私が、秋田県教育庁に幼保一元化のために幼保推進課を設置したのは平成16年のことであった。幼稚園業界と保育園業界それぞれからの激しい抵抗を覚悟のうえで、幼保一元化の推進を決断し、平成18年、全国に先駆けて、認定子ども園を設置した。


 決断のキッカケは、ある教育関係者から、幼稚園の子どもと、保育園の子どもには、小学校入学時点で約5%の学力差があると指摘を受けたことである。子どもの出発点で既に格差が生じているのは、制度に問題があるからであり、これは、保育と教育を一緒にすれば解決できると考えた。今では、秋田県の小学校入学時の学力差はほぼ解消されているという結果が出ている。


 ことの始まりは、今から20年前の市長の頃、「保育園にも教育は必要だし、幼稚園にも保育は必要なはずなのに、なぜ保育園と幼稚園が分かれていなくてはならないのか」という単純な思いからだった。


 今回の幼保一元化は、国会における税と社会保障の議論の中で、待機児童の解消、仕事と育児の両立支援、少子化対策などに論点がすり替わってしまっている。もちろん、これらも大事ではあるが、子どもにとって必要なのは何かという視点が欠けていると思う。


 歴史的な過程の中で、幼児教育も、幼児保育も、それぞれが役割と責任を果たしてきたのは確かな事実である。しかし、そこからもう一歩踏み込んで、一体化するということについては、国のタテ割りの中で、保育園は厚生労働省、幼稚園は文部科学省と、別々の道を歩んで来た。

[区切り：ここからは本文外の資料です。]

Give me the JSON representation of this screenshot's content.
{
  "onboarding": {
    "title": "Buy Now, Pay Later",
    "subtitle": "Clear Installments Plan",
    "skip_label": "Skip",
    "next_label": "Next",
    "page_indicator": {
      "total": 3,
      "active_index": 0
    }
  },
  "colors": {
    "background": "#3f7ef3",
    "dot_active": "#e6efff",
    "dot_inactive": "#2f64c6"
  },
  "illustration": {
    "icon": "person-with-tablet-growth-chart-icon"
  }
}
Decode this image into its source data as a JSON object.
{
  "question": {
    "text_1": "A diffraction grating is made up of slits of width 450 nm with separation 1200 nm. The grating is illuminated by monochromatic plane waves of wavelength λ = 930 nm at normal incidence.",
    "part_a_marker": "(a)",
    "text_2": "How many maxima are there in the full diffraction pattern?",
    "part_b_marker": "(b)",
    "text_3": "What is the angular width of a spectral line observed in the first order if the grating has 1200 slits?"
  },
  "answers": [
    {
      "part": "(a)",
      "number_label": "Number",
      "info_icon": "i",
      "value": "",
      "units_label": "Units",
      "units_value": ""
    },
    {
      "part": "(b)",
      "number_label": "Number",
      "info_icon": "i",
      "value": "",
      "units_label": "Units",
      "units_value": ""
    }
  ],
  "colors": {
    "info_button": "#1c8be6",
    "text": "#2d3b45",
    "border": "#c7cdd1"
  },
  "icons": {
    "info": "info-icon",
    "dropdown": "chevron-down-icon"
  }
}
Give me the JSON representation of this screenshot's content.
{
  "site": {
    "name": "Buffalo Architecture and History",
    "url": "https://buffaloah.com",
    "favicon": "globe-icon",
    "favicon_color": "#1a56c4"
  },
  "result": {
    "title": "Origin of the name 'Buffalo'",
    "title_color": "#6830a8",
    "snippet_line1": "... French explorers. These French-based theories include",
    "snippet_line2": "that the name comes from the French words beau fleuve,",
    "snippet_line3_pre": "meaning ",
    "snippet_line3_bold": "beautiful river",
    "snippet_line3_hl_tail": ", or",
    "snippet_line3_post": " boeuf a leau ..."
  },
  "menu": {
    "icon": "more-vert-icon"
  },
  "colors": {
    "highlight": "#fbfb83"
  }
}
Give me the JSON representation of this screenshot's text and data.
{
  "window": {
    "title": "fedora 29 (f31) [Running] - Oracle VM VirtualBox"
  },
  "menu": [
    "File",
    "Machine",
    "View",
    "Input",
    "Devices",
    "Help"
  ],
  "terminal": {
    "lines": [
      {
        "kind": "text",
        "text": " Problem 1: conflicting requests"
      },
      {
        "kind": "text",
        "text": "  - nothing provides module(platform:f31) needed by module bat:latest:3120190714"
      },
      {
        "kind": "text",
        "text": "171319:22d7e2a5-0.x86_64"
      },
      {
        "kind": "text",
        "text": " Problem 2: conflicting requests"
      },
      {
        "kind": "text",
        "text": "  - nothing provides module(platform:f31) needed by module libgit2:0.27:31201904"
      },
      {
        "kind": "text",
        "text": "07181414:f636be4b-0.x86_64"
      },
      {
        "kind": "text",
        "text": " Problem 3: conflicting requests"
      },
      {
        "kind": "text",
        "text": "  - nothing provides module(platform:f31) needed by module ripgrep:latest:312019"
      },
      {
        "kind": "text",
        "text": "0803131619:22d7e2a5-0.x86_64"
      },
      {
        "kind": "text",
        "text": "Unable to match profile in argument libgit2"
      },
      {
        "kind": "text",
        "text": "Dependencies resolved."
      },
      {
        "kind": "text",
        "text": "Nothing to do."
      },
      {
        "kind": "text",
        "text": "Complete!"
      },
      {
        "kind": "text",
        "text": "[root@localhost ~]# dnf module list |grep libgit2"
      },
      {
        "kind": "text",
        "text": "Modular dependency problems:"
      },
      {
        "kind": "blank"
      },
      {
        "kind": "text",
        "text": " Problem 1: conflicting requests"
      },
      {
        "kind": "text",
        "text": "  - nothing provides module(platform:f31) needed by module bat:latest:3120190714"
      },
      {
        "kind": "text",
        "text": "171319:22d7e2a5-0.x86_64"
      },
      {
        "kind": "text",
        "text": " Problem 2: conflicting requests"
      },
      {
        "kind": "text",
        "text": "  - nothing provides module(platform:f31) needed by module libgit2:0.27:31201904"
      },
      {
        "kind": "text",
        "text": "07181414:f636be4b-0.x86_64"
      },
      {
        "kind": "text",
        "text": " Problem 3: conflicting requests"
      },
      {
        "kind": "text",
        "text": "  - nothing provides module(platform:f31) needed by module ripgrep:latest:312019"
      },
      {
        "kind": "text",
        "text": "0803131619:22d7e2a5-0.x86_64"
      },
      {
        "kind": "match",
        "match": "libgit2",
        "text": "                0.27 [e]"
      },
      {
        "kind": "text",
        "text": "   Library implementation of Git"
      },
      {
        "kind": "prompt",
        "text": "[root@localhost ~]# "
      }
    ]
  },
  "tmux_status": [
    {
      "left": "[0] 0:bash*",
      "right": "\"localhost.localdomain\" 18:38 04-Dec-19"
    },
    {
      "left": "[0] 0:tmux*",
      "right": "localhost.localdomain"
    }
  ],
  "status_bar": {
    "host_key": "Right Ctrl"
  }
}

 幼保一元化は、保護者と子どもに視点を当てた制度である。現状では、手続きが煩雑で、さまざま矛盾も抱えているが、将来の日本を支える子どもたちのことを第一に考えて、早期に一体となることだ。当初は摩擦もあるだろうが、とにかく先ずは、幼稚園の先生と保育園の保育士さんが一緒に働いて、お互いの良い点を認め合うこと。そこから始まるのではないか。


 さて、毎日暑い日が続いている。国会は毎日熱帯夜のようだ。本当に政治の社会は困ったものだ。


 自民党は、今解散して選挙を打てば勝てると見越して政局にしようとしている。民主党は、今選挙になれば大敗するという不安に駆られている。そこに各党の思惑が入り混じって、それこそ熱帯夜のような暑苦しさを醸し出している。


 このまま各党が政策抜きの政局に走ったら、国民の信頼を更に失うだけだと、国会の皆さんは分かっているのだろうか。オリンピックのように、ルールに則ってフェアな姿勢で国の課題に向かってもらいたい。私自身も、この空転ばかりしている国会の中に身を置いて、ストレスが溜まっている今日この頃である。